PT/ADSTR/APC-JSP/B/001 – Portugal. Arquivo Distrital de Santarém. Arquivo Passos Canavarro-José da Silva Passos. Atividade Pública: Nomeações e Exonerações, Cx. 10; Pt. 1; n.º 2. [Em tratamento arquivístico].
Neste mês de novembro assinalamos a figura, menos conhecida, do irmão mais velho de Manuel da Silva Passos (Passos Manuel). José da Silva Passos, também conhecido por Passos José, foi um proeminente político português da esquerda liberal e aliado político de seu irmão, ambos figuras centrais do liberalismo português do séc. XIX.

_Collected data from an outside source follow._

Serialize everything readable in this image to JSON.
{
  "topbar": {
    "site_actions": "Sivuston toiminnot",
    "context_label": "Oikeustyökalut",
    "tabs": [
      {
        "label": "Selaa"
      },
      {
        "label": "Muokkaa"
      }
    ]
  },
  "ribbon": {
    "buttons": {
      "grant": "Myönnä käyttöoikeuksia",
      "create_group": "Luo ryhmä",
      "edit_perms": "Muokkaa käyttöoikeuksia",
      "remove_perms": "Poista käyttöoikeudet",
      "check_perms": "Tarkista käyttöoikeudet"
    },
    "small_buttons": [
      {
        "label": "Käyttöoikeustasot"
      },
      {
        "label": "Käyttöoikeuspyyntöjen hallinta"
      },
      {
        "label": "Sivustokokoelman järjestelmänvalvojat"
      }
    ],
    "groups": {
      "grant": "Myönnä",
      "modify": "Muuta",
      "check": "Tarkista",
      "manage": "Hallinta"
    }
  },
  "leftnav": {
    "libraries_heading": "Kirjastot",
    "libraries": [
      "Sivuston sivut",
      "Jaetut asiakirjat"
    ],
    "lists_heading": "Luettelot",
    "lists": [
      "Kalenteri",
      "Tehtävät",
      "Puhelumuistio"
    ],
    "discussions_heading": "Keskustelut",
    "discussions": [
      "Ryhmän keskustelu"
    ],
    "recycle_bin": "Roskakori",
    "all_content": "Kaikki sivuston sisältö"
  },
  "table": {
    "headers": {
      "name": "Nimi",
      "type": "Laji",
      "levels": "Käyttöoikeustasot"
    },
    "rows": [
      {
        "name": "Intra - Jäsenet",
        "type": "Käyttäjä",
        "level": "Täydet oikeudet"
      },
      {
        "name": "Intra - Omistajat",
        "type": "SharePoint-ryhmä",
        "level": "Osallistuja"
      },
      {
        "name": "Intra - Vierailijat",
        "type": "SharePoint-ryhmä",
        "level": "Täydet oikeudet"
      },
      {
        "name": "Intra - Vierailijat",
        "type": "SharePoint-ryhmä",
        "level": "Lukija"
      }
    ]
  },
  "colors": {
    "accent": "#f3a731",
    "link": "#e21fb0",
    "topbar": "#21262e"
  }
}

Para tal, escolhemos um documento de novembro de 1836, conservado no ADSTR, relativo à sua nomeação para o lugar de Subsecretário de Estado dos Negócios da Fazenda e subinspetor do Tesouro Público Nacional. Este documento é constituído pelos seguintes documentos simples:
- 1836-11-07 – Cópia do decreto de criação do lugar de Subsecretário de Estado dos Negócios da Fazenda e subinspetor do Tesouro Público Nacional;
- 1836-11-07 – Cópia do decreto de nomeação de José da Silva Passos para Subsecretário de Estado dos Negócios da Fazenda, sem direito a vencimento;
- 1836-11-08 – Portaria do Secretário de Estado dos Negócios da Fazenda mandando remeter a José da Silva Passos cópias autênticas dos decretos de 7 de novembro de 1836 pelos quais se criou o lugar de Subsecretário de Estado dos Negócios da Fazenda, servindo ao mesmo tempo de subinspetor do Tesouro Público Nacional, e nomeando-o para essas funções.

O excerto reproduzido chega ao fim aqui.